そしてあまり理解されないのが最後の理由なんだけれど、
新宿や渋谷の隠しきれていない”闇”みたいなものが好きだ。
なんと表現したらいいのか、汚くて、ごちゃごちゃしたものを無理やり再開発で綺麗にしようとしている感じ。
でも滲み出てくる汚さというか、乱雑さというか、人間の闇みたいなものを感じる。
なんと言うか、とても日本的だと私は感じるのだ。
そしてその汚さと綺麗さが並存している、人間臭さ。愚かさ。
それに気づかないようにしているのか、気づいているけど隠しているのか、隠しきれていないのか、分からないがそんな都市に住む日本人がどことなく愛らしいと思う。
東京に限らず、私が都市を好きなのにはそういった理由がある。

ちなみに私は東京に滞在する時、その滞在期間ずっと同じプレイリストを再生し続ける。
滞在期間のどこかで、毎回”東京街ぶらり”みたいな感じで何十キロも歩く日を作るのだけど、街を歩いている時も、移動の電車の中でも、そのプレイリストを再生し続ける。
関西に戻った時もそのプレイリストを聞けば、その東京での滞在期間に感じた気持ちや、景色を思い出すことができる。


2020年の春は、
向井太一の道、清水翔太のmy boo、simple planのsummer paradise、レペゼンのLife goes onなどを聞いていた。
ちなみに選曲だが、毎回適当にその時に聞いているものが自然とプレイリストになる感じだ。my booは2年前くらいに自分のブームだった事をふと思い出して聞いたら、再ブームが来た。

今回は特に「道」を嫌になるほど聞いた。

「道」を聞いていると、東京に行った初日の夜、恵比寿の事務所を出て代官山に向かって歩いたことを思い出す。
気持ちいい夜風を浴びながら、一足しか持って行っていなかった就活用の黒のパンプスで痛い足を引きずりながら、重い荷物を両肩に提げて、代官山のTsiteに向かって坂を登った。
「東京って最高ー!」と思いながら。


「道」を聞くと、
とある会社の最終役員面接を終えてミッドタウンを出るとき、

この場所がいつの日か懐かしく思えるように
もっと上へ まだ遠くへ
続いてる

という、歌詞を聞いて「たとえ落ちても、その日を懐かしく振り返れるような未来にしてやる」
そう決心したのを思い出す。

絶対に次回はぺたんこの靴を持って行くんだぞ、自分!!!




私はまだ、東京を語れる程、東京を知らない。


何度行っても、まだまだ行ったことのない場所がある。
東京を制覇するには何年かかるんだろうか。

私は東京に住んだことがない。
東京に住む人は、どんな気持ちで住んでいるのだろう。

あんなに人がいて、
だけど私はひとりぼっち、みたいな夜を過ごす人はどのくらいいるのだろう。

私は夜の東京がちょっと怖い。


世界中の女の子が憧れる都市は、決まっている。パリ、ニューヨーク、ロンドン、東京。
私はそれらの都市を、身に纏いたかった。
東京という都市の殻を、自分の身に。

その殻を纏えば、自分はこれまでとは違う自分になれる。洗練された人になれると信じていたし、全身で「東京の人」になろうとしていた。

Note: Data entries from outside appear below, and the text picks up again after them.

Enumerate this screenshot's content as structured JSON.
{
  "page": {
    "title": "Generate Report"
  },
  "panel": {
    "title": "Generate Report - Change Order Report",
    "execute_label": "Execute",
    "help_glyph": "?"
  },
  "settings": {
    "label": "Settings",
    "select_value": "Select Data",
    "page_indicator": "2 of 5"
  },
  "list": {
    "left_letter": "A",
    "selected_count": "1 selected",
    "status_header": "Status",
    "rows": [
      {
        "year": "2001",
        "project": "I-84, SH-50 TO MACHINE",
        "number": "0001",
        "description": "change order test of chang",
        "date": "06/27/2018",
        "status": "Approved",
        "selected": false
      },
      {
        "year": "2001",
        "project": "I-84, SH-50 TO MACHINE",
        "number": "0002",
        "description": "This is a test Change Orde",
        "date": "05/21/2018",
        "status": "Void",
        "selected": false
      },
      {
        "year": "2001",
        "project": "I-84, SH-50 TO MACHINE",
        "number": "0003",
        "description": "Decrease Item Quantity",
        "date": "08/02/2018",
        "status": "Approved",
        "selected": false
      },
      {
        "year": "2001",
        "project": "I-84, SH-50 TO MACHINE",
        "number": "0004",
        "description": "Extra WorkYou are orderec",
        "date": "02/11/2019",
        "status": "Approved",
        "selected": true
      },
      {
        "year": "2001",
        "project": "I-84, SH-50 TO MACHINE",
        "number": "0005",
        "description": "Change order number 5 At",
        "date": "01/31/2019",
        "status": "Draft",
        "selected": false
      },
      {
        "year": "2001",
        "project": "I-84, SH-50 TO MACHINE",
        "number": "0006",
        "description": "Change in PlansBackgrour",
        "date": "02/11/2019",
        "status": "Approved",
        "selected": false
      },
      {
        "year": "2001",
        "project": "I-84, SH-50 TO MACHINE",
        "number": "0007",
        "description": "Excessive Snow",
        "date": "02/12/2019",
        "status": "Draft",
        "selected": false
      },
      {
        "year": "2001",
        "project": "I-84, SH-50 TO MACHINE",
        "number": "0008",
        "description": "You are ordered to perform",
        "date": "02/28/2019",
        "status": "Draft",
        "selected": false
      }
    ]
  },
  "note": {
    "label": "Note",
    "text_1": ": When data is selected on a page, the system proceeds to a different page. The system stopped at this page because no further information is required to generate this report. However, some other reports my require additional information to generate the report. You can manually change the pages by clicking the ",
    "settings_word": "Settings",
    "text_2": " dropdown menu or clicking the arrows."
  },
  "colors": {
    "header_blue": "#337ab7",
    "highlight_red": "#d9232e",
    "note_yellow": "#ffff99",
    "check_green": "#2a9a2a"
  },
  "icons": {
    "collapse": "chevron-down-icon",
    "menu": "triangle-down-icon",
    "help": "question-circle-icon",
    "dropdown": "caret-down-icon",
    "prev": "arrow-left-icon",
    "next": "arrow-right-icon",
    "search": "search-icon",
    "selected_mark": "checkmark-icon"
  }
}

こういうのが「東京の女の子」なのだと思うかたちに、自分を近づけていくのは、楽しいとか苦しいとかではなく、そうすべき義務のようだった。
「東京の女の子」になるために東京に来たのだから。

私は東京に来てから、うっかり方言を使ったことは一度もない。同じ地元の人に「魂を捨てた」と罵倒されたこともある。心の中では、「魂を捨てる気がないのなら別の土地になんか来なければいいのに」と思っていた。魂を捨てて、私は何を得ようとしていたのだろうか。

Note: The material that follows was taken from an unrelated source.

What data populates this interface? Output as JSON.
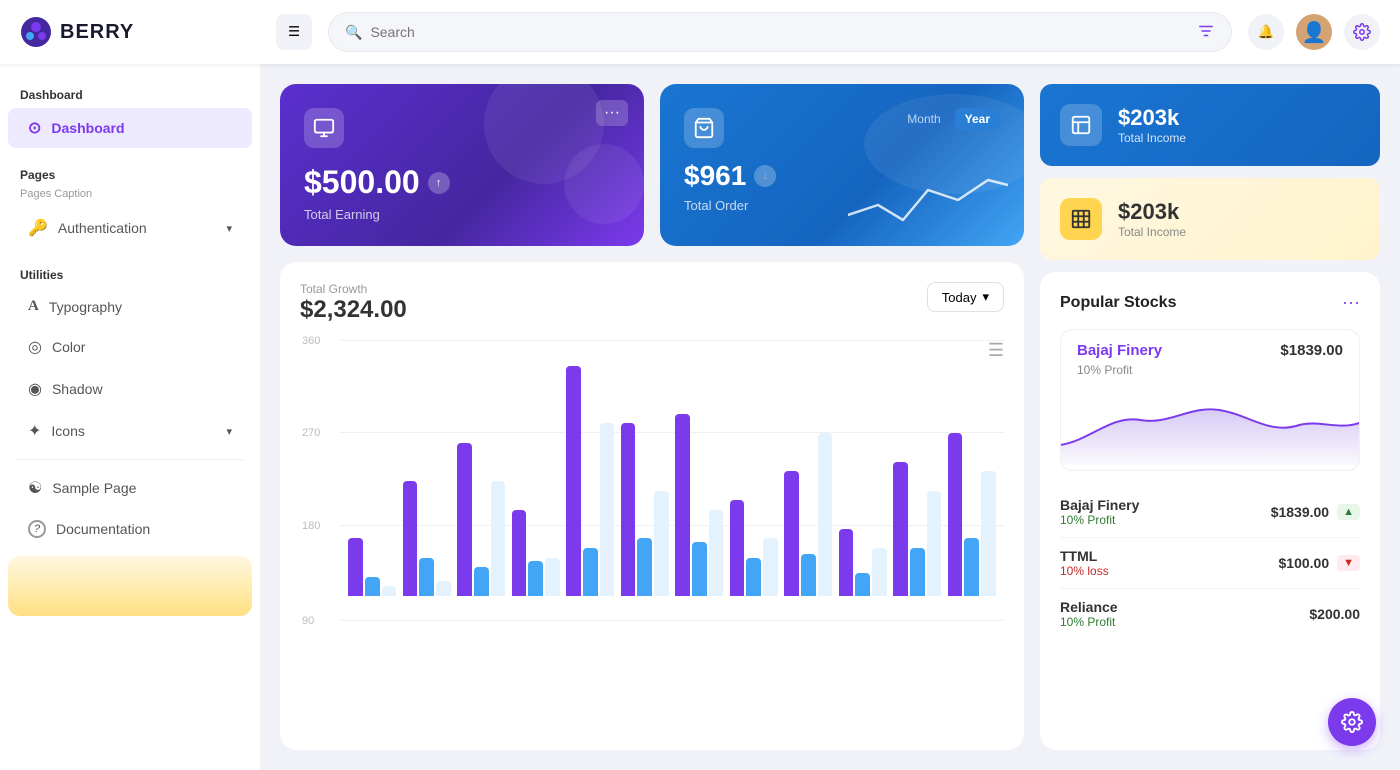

ときどき、何を捨てずにいる人を見かける。喋りたい方言で喋り、怒りたい時に怒り、洗練なんかを目指さない人を。
私の思う「東京の女の子」は、そんな人ではなかったのに、そういう人は、東京の主役のように見える。
なんの殻もまとわず、ただ自分自身でそこに立っていて、世界のどこへ行っても、そのままの人であり続ける人。野蛮で美しく、いびつで、でもそのことが洗練そのもののように見える人。
私がなりたかったのは、そういう人ではなかったのだろうか。
東京の殻を纏うことができた、と感じた瞬間、東京で主役になれるのは、殻を纏うような女の子ではないと知った。


私は東京でどんな女になるのだろうか。
殻を纏おうとするのだろうか。

上手く纏えるのだろうか。


ちなみに私は東京が大嫌いでもある。
疲れていても座れないカフェ、
東京の駅は、本当に人に優しくない。
出口も分からん。
人にぶつかっても謝りもしないし、
東京は、ヒールを履いて歩きたいのに毎回のように靴づれするし、
着たい服はどれもバカみたいに高い。
ちっぽけな自分、
みんな何を見て、どこに向かっているのだろう。
周りを見ている人はいるのだろうか。



それでも、私は東京で生きたい。